The society had $50,000 in financial commitments toward the needed $150,000 to renovate the two-story building. Getting the property on the historic register would have made it easier to raise additional funds, preservationists said.
The historic designation, however, would not block its demolition.
While not saying so explicitly, Wednesday's Citicorp letter rejects a Feb. 23 county proposal to buy the land on which the house sits for $1 and lease it to Middleburg/Mason-Dixon Line Area Historical Society for $1.
The letter from Michael J. Looney, Citicorp general manager, repeats an earlier offer to pay $20,000 toward moving the house to a new quarter-acre site on the property and deeding the property to the Washington County Historical Society.
"If we don't hear from you or the Historical Society by March 25, 1999, we will assume you are not interested in our offer, and the owner of the property will proceed with their original plans," the letter to the County Commissioners says.
The land is owned by the Hagerstown-Washington County Industrial Foundation Inc., known as CHIEF, but Citicorp wants to buy it.
The farmhouse, built by Johan Ludwig Kammerer in 1774, is on a half-acre lot in the Airport Business Park.

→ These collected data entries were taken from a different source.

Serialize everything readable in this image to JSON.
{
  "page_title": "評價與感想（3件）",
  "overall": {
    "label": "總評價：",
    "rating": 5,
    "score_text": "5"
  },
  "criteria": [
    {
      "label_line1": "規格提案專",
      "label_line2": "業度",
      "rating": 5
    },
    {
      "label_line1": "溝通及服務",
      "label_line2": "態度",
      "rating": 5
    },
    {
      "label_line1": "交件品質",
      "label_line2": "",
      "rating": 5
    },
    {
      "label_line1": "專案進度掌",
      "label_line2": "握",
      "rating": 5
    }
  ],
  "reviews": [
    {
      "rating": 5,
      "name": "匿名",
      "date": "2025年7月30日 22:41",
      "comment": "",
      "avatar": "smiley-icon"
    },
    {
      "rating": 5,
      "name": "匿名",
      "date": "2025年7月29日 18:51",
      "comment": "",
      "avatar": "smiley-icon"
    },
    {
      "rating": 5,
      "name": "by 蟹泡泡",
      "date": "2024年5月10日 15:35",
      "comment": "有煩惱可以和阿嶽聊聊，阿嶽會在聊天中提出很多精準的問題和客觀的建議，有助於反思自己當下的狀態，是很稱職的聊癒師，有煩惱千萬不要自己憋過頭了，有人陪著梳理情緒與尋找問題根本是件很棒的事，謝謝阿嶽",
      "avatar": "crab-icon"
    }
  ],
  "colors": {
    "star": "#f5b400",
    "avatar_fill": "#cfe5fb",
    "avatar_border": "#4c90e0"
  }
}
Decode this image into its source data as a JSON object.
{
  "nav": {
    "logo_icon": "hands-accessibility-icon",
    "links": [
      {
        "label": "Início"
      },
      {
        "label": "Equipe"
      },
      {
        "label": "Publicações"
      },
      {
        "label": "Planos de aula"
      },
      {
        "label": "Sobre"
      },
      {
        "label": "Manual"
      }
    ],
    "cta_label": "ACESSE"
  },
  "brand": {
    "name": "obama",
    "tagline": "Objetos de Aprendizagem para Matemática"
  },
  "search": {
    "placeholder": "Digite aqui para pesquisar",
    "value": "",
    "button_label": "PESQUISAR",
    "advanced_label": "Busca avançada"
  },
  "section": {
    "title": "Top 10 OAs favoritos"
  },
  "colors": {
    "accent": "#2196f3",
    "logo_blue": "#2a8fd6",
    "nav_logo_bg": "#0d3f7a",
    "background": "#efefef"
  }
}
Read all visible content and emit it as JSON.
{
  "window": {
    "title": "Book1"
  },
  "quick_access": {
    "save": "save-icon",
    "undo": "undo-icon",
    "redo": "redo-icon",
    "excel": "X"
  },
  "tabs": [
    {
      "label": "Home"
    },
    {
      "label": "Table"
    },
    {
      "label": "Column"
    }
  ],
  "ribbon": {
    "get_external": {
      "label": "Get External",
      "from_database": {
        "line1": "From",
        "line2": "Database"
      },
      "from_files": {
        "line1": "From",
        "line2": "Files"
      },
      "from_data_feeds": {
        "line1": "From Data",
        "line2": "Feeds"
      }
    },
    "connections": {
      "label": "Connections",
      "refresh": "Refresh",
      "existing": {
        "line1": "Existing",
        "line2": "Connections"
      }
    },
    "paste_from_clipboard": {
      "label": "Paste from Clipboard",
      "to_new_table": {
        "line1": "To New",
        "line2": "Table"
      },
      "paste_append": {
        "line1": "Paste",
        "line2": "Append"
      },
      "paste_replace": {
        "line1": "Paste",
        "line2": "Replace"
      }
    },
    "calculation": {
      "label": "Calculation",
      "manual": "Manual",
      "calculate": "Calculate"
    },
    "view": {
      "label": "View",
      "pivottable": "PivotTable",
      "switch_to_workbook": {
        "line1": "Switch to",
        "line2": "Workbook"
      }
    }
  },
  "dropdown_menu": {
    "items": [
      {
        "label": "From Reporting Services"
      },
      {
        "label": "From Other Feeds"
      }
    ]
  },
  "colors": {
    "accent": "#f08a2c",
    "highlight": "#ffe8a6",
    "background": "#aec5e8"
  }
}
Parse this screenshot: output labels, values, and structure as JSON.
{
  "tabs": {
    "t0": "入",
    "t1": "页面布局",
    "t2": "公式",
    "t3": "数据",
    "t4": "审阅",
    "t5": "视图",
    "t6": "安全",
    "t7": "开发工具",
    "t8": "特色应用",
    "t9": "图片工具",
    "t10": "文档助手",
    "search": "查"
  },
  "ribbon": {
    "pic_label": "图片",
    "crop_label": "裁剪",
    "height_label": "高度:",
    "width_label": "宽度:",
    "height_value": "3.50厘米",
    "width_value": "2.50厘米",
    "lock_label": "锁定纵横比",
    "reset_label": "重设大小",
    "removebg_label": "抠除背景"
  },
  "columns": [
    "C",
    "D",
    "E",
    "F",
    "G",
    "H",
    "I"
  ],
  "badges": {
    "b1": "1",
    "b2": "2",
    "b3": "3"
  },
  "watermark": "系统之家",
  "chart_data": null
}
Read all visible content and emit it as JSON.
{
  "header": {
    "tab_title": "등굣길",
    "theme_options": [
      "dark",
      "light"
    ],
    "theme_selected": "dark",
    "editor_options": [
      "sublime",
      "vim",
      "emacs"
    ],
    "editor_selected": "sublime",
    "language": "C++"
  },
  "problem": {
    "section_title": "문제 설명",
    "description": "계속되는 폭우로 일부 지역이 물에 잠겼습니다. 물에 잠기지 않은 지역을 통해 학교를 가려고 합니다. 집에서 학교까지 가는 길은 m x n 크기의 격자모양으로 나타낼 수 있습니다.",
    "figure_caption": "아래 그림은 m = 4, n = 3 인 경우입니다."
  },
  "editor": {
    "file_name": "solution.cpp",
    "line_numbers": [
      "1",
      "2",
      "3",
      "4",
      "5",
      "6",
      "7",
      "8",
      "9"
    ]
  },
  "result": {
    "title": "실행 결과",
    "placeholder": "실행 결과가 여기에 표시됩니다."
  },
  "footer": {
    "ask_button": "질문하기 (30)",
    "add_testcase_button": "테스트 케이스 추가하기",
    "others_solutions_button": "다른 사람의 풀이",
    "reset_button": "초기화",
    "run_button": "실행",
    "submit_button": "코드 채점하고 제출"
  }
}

It is surrounded by parking lots and buildings.
CHIEF received a demolition permit for the property on March 3, but its president, Merle Elliott, had agreed to postpone demolition until Citicorp responded to the county effort to save the property.
The effort came at the request of preservationists.
Elliott said Wednesday he has not heard from Citicorp in recent days.
A CHIEF-Citicorp contract requires the foundation to demolish the building if that is what Citicorp wants, Elliott said.
Phil Kelly, Citicorp spokesman, would not comment on the letter or its implications.
The commissioners will try to develop a response during today's meeting of the Washington County Commissioners, said Commissioner John L. Schnebly.
Last month Commissioners Bert L. Iseminger and Schnebly met with Citicorp to tell them of the preservationists' concerns. Iseminger then met with Stine and other preservationists, asking them to develop a proposal that would detail how they would preserve the property and how the work would be funded.
That proposal, written by Stine, was forwarded to Citicorp.
"We took our best shot at it. We knew it was probably a long shot to get them to agree to this," Iseminger said.
"I think they realized the public interest in support of saving it," he said.